Comment ? Pour les enfants nés ou adoptés à compter du 1er janvier 2015, le CLCA, prestation versée au parent qui cesse ou réduit son activité professionnelle pour s’occuper de son enfant, est remplacé par la Preparee, prestation partagée entre les parents : une période de congé est réservée à chaque parent, et est perdue s’il n’en demande pas le bénéfice.
Ainsi la durée du congé parental sera portée à un an (contre 6 mois aujourd’hui) pour le 1er enfant, si il est partagé entre le père et la mère. Pour les enfants suivants, la durée est de deux ans pour l’un des parents, un an pour l’autre. L'effet attendu est une augmentation de la proportion de pères prenant un congé et un raccourcissement de la durée moyenne d’éloignement du marché du travail des mères.

Cette réforme s’accompagne d'un effort inédit pour développer des services d’accueil pour les jeunes enfants : 275 000 solutions d’accueil supplémentaires pour les moins de 3 ans dont 100 000 places de crèches.

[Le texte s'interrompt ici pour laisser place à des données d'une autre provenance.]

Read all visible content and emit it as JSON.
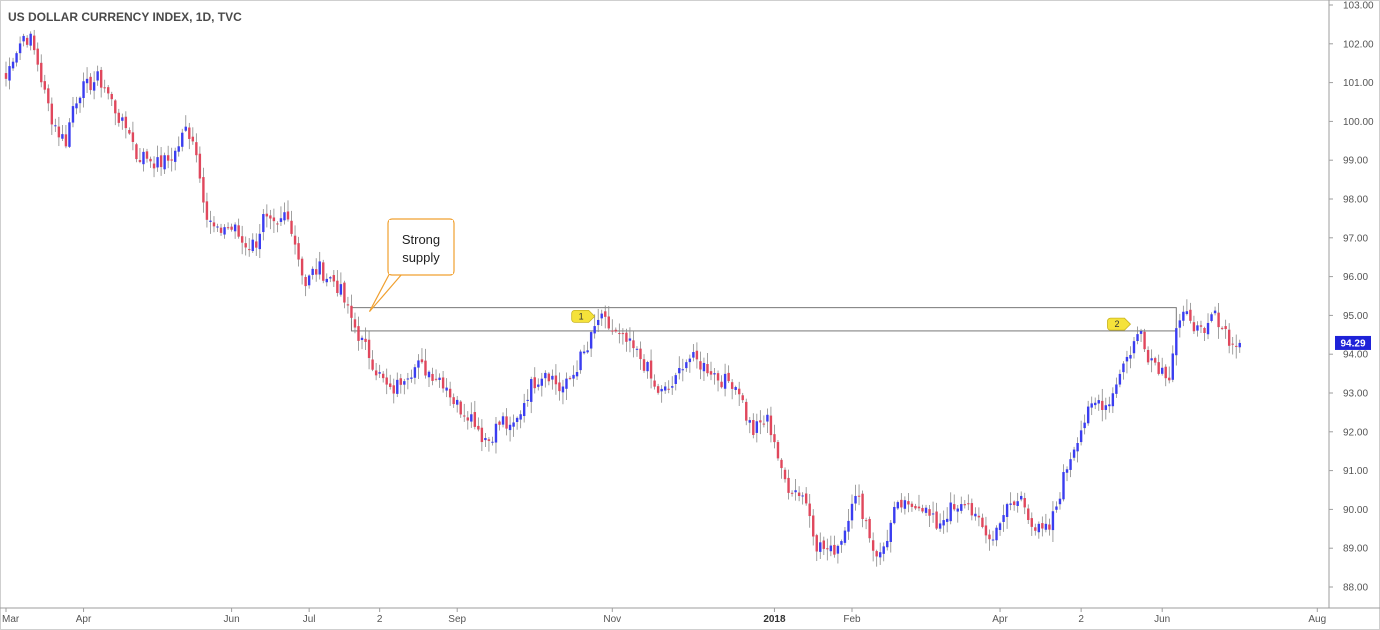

3) Lutter contre la précarité des femmes

Une mère sur deux élevant un enfant seule dit ne pas arriver à boucler son budget sans être à découvert. Et 40% des pensions alimentaires sont payées de façon irrégulière. Pour remédier à cette situation, le Gouvernement expérimente depuis le 1er octobre 2014, dans 20 départements pilotes, un mécanisme de garantie publique contre les impayés de pensions alimentaires (GIPA). Au 1er mars 2015, 1000 familles en bénéficient déjà.
Cette expérimentation, prévue par la loi du 4 août 2014 repose sur un renforcement de l’allocation de soutien familial (ASF), prestation versée au parent d’un enfant, en particulier lorsque l’autre parent ne s’acquitte pas de sa pension alimentaire.

  • Le dispositif crée en fait une pension alimentaire minimum d’un montant de 95 euros par mois et par enfant.
  • L’expérimentation prévoit que les droits à l’ASF soient maintenus pendant les 6 mois qui suivent une remise en couple du parent isolé, permettant ainsi de stabiliser les aides apportées aux familles dans le cadre d’une recomposition récente.
  • Il permet également d’améliorer la récupération des pensions alimentaires non payées par l’ex-conjoint, en autorisant les caisses, dès le 1er mois d’impayés, à transmettre au parent devant en bénéficier, les coordonnées et ressources dont elles disposent sur l’autre parent, ou à récupérer jusqu’à 24 mois de pensions alimentaires.
  • Elle repose enfin sur une mobilisation de l’aide à la parentalité, afin de mieux accompagner le parent confronté à une rupture.
  • Pour lutter contre les retards et les oublis, le juge pourra imposer le versement de la pension alimentaire par virement bancaire.